Pressure to Innovate
Just as businesses must innovate to bring new products or services to market, the same can be said of the CIO and the IT team. IT is no longer primarily charged with building and delivering technology to the rest of the organization. Instead, most analysts and pundits agree that the future role of the IT team is to help the business select, procure, and consume the right technologies for their needs. Gartner recently announced that, “At least 84 percent of top CIOs surveyed have responsibility for areas of the business outside traditional IT. The most common are innovation and transformation,” in its 2017 newsroom post, Gartner Survey of More Than 3,000 CIOs Confirms the Changing Role of the Chief Information Officer.
Beyond remaining up to date on emerging technology trends, innovation depends on a CIO’s ability to work in lock-step with the business. This means embracing business unit IT, which in some cases is where the challenges originate. The fact is, cloud-deployed apps and environments enable businesses to outperform competition. Rather than acting out of self-interest and attempting to control all technology procurement, the modern CIO has survived and thrived by helping the business and IT fly in formation.
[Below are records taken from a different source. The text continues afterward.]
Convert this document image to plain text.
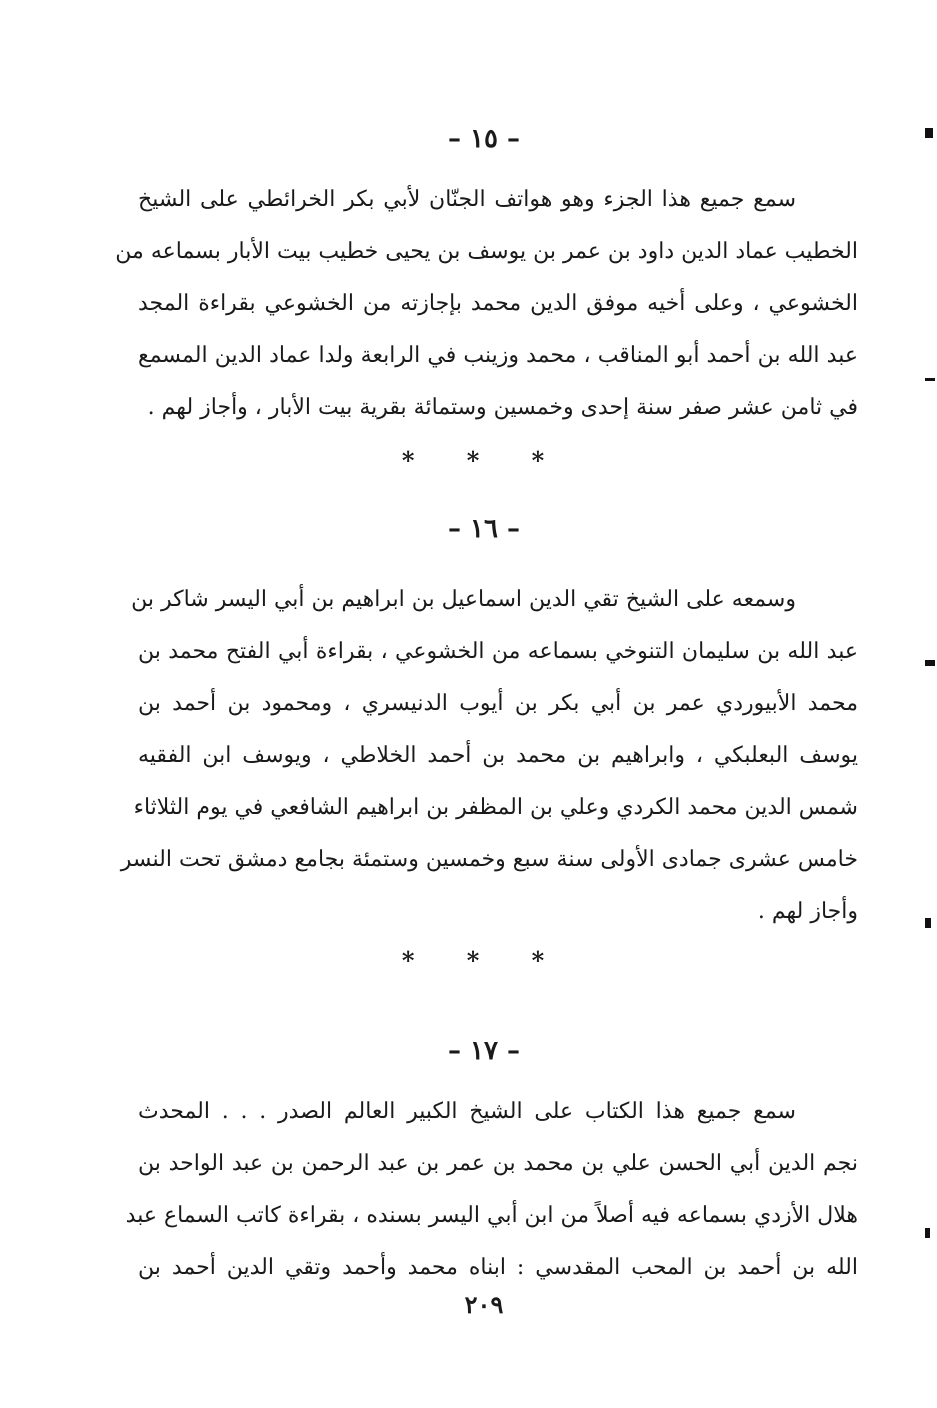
– ١٥ –
سمع جميع هذا الجزء وهو هواتف الجنّان لأبي بكر الخرائطي على الشيخ
الخطيب عماد الدين داود بن عمر بن يوسف بن يحيى خطيب بيت الأبار بسماعه من
الخشوعي ، وعلى أخيه موفق الدين محمد بإجازته من الخشوعي بقراءة المجد
عبد الله بن أحمد أبو المناقب ، محمد وزينب في الرابعة ولدا عماد الدين المسمع
في ثامن عشر صفر سنة إحدى وخمسين وستمائة بقرية بيت الأبار ، وأجاز لهم .
* * *
– ١٦ –
وسمعه على الشيخ تقي الدين اسماعيل بن ابراهيم بن أبي اليسر شاكر بن
عبد الله بن سليمان التنوخي بسماعه من الخشوعي ، بقراءة أبي الفتح محمد بن
محمد الأبيوردي عمر بن أبي بكر بن أيوب الدنيسري ، ومحمود بن أحمد بن
يوسف البعلبكي ، وابراهيم بن محمد بن أحمد الخلاطي ، ويوسف ابن الفقيه
شمس الدين محمد الكردي وعلي بن المظفر بن ابراهيم الشافعي في يوم الثلاثاء
خامس عشرى جمادى الأولى سنة سبع وخمسين وستمئة بجامع دمشق تحت النسر
وأجاز لهم .
* * *
– ١٧ –
سمع جميع هذا الكتاب على الشيخ الكبير العالم الصدر . . . المحدث
نجم الدين أبي الحسن علي بن محمد بن عمر بن عبد الرحمن بن عبد الواحد بن
هلال الأزدي بسماعه فيه أصلاً من ابن أبي اليسر بسنده ، بقراءة كاتب السماع عبد
الله بن أحمد بن المحب المقدسي : ابناه محمد وأحمد وتقي الدين أحمد بن
٢٠٩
They’ve adopted new roles and responsibilities in their organizations and become chief executives overseeing all deployed and planned technologies.
The CIO of 2018 and beyond brings business units and IT departments together—applying technology needed to innovate without unnecessarily adding cost or risk to the wider organization. They’ve survived and thrived by embracing change, not fighting it, and leveraging new tools and technologies to help them along the way.
Matt Fisher is the SVP of product strategy at Snow Software.